Quelques noms au delà de l'intime brillent tout de même à l'écran, ainsi Sean Penn en William Holden, renommé ici Jack, nous offre une belle cascade à moto, tirée d'une vraie rumeur. Il est accompagné d'un certain Tom Waits à ce moment là. John C. Reilly, fidèle du cinéma de PTA lors de ses trois premiers films se fait discret mais délivre pourtant un caméo amusant à dénicher. Benny Safie campe quant à lui un rôle émouvant évoquant un sujet sensible de l'époque. Puis celui dont on a le plus entendu parler ces derniers temps, l'évidence, Bradley Cooper, en Jon Peters survolté et surtout fantasmé, car d'après les dires d'Anderson et d'autres, le véritable Peters serait tout à fait adorable.
Après plusieurs films qui ont laissé sur le coté nombreux de ses fans, Paul Thomas Anderson revient, en quelque sorte, à ses fondamentaux. Los Angeles, une mise en scène virevoltante, plusieurs personnages, une photographie colorée. Pourtant, si la vibe de Boogie Nights peut se sentir, plus le film avance, plus une allure d'Inherent Vice reprend le dessus. En effet avec son récit romantique au montage brumeux, Anderson semble nous bourlinguer comme dans ce vieux camion sans essence qui dévale la colline.
Si la première partie du film est fluide et fougueuse, la seconde s'avère plutôt construite comme une sorte de film à sketch, déroutant donc.
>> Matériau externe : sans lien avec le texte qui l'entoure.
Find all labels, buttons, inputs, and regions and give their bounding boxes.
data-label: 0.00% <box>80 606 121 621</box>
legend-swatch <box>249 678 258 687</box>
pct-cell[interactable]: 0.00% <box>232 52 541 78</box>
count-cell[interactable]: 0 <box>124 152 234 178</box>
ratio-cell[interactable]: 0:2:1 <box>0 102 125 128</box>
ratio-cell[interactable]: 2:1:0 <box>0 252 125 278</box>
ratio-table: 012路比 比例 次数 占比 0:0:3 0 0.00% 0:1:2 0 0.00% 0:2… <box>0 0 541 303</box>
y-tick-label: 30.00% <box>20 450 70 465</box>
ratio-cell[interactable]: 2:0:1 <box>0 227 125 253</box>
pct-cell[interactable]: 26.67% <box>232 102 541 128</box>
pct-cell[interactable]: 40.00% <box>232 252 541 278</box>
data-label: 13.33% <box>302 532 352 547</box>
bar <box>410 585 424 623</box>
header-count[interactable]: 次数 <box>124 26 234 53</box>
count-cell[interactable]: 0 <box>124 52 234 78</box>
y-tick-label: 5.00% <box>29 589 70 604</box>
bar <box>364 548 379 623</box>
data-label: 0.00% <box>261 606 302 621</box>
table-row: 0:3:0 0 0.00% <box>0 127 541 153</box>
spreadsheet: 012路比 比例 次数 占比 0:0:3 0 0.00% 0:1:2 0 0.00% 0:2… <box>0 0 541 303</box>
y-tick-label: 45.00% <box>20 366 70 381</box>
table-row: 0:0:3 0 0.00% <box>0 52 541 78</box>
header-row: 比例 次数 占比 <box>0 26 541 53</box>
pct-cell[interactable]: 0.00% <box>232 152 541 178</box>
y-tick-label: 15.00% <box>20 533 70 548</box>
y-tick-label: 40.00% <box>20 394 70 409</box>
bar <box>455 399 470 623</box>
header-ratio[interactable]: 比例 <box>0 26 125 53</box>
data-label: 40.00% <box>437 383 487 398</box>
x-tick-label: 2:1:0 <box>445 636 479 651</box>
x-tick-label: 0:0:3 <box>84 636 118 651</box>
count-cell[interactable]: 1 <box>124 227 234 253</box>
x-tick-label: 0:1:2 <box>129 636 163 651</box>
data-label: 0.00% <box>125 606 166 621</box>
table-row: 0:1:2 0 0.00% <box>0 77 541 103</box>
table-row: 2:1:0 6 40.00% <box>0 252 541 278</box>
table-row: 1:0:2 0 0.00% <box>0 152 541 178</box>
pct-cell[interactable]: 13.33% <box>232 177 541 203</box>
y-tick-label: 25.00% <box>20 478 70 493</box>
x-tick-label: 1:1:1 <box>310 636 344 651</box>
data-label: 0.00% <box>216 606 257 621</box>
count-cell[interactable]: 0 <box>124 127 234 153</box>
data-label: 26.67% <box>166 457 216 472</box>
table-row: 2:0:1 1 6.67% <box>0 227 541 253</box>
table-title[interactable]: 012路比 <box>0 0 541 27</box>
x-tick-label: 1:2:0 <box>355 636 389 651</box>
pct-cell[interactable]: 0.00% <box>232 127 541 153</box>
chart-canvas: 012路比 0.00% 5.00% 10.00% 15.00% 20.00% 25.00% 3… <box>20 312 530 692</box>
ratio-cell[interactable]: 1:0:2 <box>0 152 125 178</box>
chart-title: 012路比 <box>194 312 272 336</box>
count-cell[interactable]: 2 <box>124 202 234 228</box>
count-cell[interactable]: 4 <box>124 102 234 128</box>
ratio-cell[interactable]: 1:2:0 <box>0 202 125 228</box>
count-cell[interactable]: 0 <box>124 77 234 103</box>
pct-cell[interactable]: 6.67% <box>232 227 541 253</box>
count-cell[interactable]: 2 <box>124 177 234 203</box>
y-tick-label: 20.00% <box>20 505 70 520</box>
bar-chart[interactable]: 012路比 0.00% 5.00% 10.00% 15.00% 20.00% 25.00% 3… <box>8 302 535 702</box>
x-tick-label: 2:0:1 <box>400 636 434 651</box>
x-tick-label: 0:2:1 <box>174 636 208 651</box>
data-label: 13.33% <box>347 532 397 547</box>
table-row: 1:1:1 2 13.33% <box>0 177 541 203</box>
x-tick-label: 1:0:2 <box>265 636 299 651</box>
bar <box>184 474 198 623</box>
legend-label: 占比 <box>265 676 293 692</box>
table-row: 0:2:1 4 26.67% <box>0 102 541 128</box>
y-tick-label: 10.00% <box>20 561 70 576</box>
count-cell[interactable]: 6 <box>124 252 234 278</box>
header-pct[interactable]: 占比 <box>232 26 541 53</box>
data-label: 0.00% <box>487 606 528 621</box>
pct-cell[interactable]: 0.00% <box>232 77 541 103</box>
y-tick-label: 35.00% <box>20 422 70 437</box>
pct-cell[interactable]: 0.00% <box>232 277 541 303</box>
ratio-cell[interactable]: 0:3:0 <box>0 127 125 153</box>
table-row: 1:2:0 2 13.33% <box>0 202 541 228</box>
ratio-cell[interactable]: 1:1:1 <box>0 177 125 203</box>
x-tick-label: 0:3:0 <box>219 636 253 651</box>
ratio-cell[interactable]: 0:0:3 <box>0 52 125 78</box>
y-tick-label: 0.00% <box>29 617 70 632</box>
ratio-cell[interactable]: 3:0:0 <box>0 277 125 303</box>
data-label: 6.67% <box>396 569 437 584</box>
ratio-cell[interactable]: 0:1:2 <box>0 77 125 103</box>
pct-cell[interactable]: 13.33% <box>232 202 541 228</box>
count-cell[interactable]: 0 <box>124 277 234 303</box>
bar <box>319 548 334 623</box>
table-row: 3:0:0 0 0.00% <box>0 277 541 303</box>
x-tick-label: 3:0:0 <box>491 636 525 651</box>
Pas déplaisant, loin de là, le film reste un petit bijou de tendresse et d'humour, j'avais d'ailleurs mal à la bouche à force de garder un sourire constant.
Mais force est de constater, cela fut d'ailleurs confirmé par le monteur, que le montage a volontairement été tronqué de ses scènes longues ou lentes pour garder ce mouvement perpétuel. Il est vrai que les plans fixent sont bien plus rares que dans ses récents projets.
Faut dire qu’apparemment le montage initial frôlait les 4 heures. D'ailleurs plusieurs plans, et donc scènes, de la bande annonce, sont coupés du métrage, comme ce fut également le cas à l'époque d'Inherent Vice.
Licorice Pizza sonne ainsi un certain retour au source pour Anderson, tout en continuant cependant d'enrichir sa filmographie. Enivré par une bande originale délicieuse, il nous fait rire, sourire, courir également, beaucoup. Il joue avec nos émotions, nous plonge durant 2h13 dans les années 70. Il nous fait vivre durant ce court instant, long pour d'autres certainement, cette histoire, cette époque. Nous sommes témoins de cette histoire d'amour improbable entre un jeune de 15 et une jeune femme de 25. Puis comme si cela n'était pas assez clair, Anderson, de son humour subtil, nomme le garçon Valentine, évidemment.